The Mobile Health Clinic is staffed by:

  • 1 x Driver.
  • 1 x General Practitioner
  • 1 x Registered Nurse
  • 1 x Aboriginal Health Worker

The visits to regional towns and rural centres usually coincide with Community Days or School Visits by the regional Deadly Choices Team.  By integrating these two programs, CQ RAICCHO and the Member Services are able to combine chronic disease health services with health promotion activities such as Good Quick Tukka, Traditional Games, and Smoking Cessation.

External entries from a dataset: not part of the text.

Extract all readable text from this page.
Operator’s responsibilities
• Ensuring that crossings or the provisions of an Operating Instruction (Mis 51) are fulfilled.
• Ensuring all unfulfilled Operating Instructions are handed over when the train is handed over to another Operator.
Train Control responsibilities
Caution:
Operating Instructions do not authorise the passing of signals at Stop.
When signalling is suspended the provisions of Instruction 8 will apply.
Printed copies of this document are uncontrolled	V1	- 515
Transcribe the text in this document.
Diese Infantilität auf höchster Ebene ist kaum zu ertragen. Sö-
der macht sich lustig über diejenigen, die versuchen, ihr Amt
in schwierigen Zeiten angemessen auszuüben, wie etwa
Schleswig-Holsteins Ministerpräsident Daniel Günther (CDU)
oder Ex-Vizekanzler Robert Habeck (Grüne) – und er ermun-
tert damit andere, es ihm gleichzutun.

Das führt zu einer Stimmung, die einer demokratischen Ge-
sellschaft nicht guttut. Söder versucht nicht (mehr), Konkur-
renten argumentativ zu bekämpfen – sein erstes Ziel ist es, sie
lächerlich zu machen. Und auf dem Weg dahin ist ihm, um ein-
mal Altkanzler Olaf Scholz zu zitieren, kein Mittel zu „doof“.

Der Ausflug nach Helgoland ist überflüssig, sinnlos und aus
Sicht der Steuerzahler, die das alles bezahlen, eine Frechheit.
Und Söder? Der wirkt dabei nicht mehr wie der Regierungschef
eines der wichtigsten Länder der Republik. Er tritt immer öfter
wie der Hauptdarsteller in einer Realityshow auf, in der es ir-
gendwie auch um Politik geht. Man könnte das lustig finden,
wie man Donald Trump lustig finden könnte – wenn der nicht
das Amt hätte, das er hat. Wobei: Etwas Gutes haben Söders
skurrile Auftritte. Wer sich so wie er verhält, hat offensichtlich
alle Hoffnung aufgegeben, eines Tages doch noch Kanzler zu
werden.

The Indigenous Mobile Health Solutions Project aims to increase the provision of preventative and primary health care services to Indigenous communities in Central Queensland through the establishment of a mobile clinic and a social marketing program.

The main component of the Project is the establishment of a mobile health clinic to service the health needs of Aboriginal and Torres Strait Islander people in Central Queensland who are currently without regular access to health services.

Aboriginal and Torres Strait Islander persons living in rural and remote areas encounter a range of barriers and obstacles affecting access to primary health care.

Isolation usually involves problems around distance and transport, cost and affordability.

A lack of ongoing General Practice and/or allied health presence in these areas, coupled with varied specialist-visiting arrangements, culminate in unstable and inconsistent health care environments which often result in a lack of screening and disease management and increased episodes of emergency care.